Cape Cod Designated Largest 'No Discharge' Zone in Northeast
Eleven Cape Communities Limit Boat Pollution with "No Discharge" Designation in Cape Cod Bay
Largest single protected area in the Northeast
With state and local backing, EPA is designating Cape Cod Bay as a "No Discharge" area. This status means that discharges of treated and untreated boat sewage are prohibited within these Massachusetts state waters, including the Towns of Provincetown, Truro, Wellfleet, Eastham, Orleans, Brewster, Dennis, Yarmouth, Barnstable, Sandwich, and Bourne. The designation is for the single largest area of protected coastal waters in the Northeast.
In May, the Mass. Office of Coastal Zone Management (CZM), in partnership with the Association to Preserve Cape Cod, the Nantucket Soundkeeper, and the towns on the Cape Cod Bay side petitioned EPA to approve the No Discharge designation. Following consideration of the request, and a 30-day public review and comment period, EPA will approve the request to protect these coastal waters from boat sewage.

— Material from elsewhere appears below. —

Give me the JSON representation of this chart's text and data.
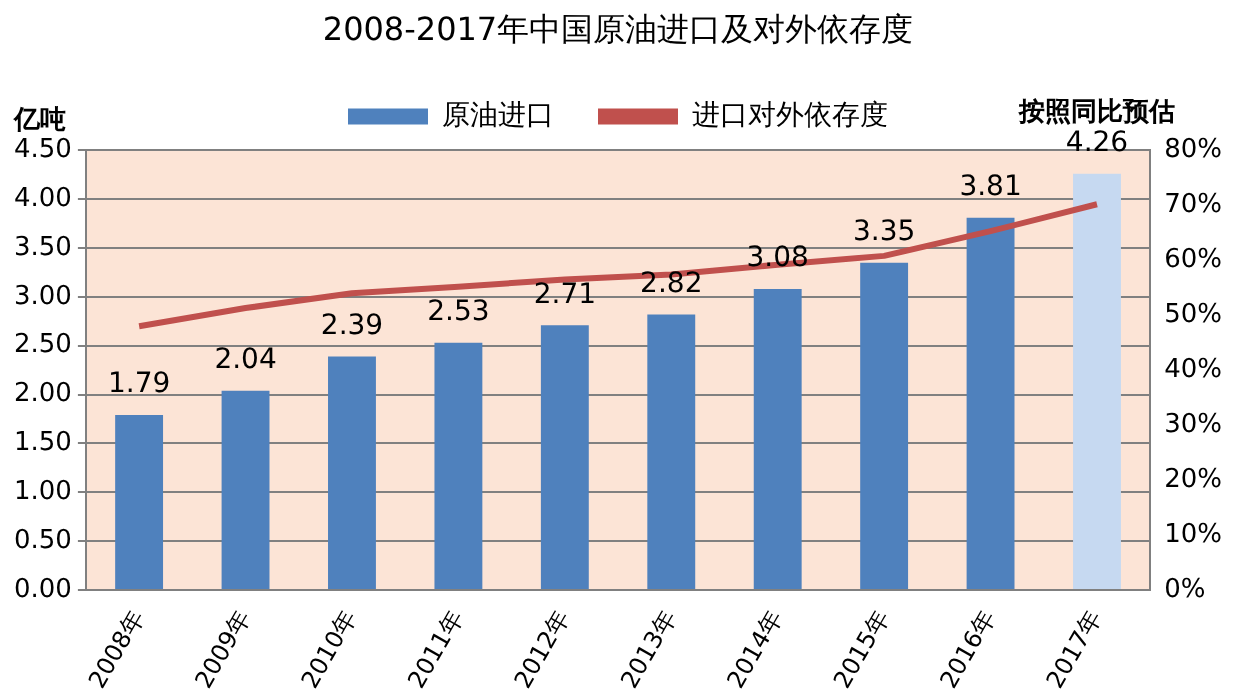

"Cape Cod is cherished by hundreds of thousands of people throughout New England and beyond," said Robert W. Varney, regional administrator of EPA's New England Office. "Putting this important protection in place will help safeguard people's enjoyment of this special, beautiful place. Achieving this designation for Cape Cod Bay is a major milestone in EPA's effort to protect the entire New England coastline from boat sewage -- these Cape communities are leading the way nationally about how we can better protect our environment."
To qualify for a No Discharge designation, the applicant must show there are enough "pumpout" facilities where boaters can get their sewage holding tanks pumped out. This particular area has an estimated 7,000 boats, of which only 3,590 are large enough to have a head or toilet on board. There are a total of eight pumpout facilities in the proposed area, five fixed shore-based facilities and three pumpout boats. In addition, there are two pending pumpout facilities which should be operational in the summer of 2008. There are approximately 19 marinas, 14 yacht, and five public landings and piers; and 42 beaches in the area.
Boat sewage can lead to health problems for swimmers, closed shellfish beds, and the overall degradation of marine habitats.
The Association to Preserve Cape Cod, the Nantucket Soundkeeper and MA Coastal Zone Management (MA CZM) initiated the No Discharge Area designation process in the summer of 2007 to safeguard local marine resources. Working together, the groups held informal meetings in the area where staff presented an overview of the proposed area for designation, outlined the designation process, described the beneficial environmental impacts of establishing the No Discharge Area and received input from the public.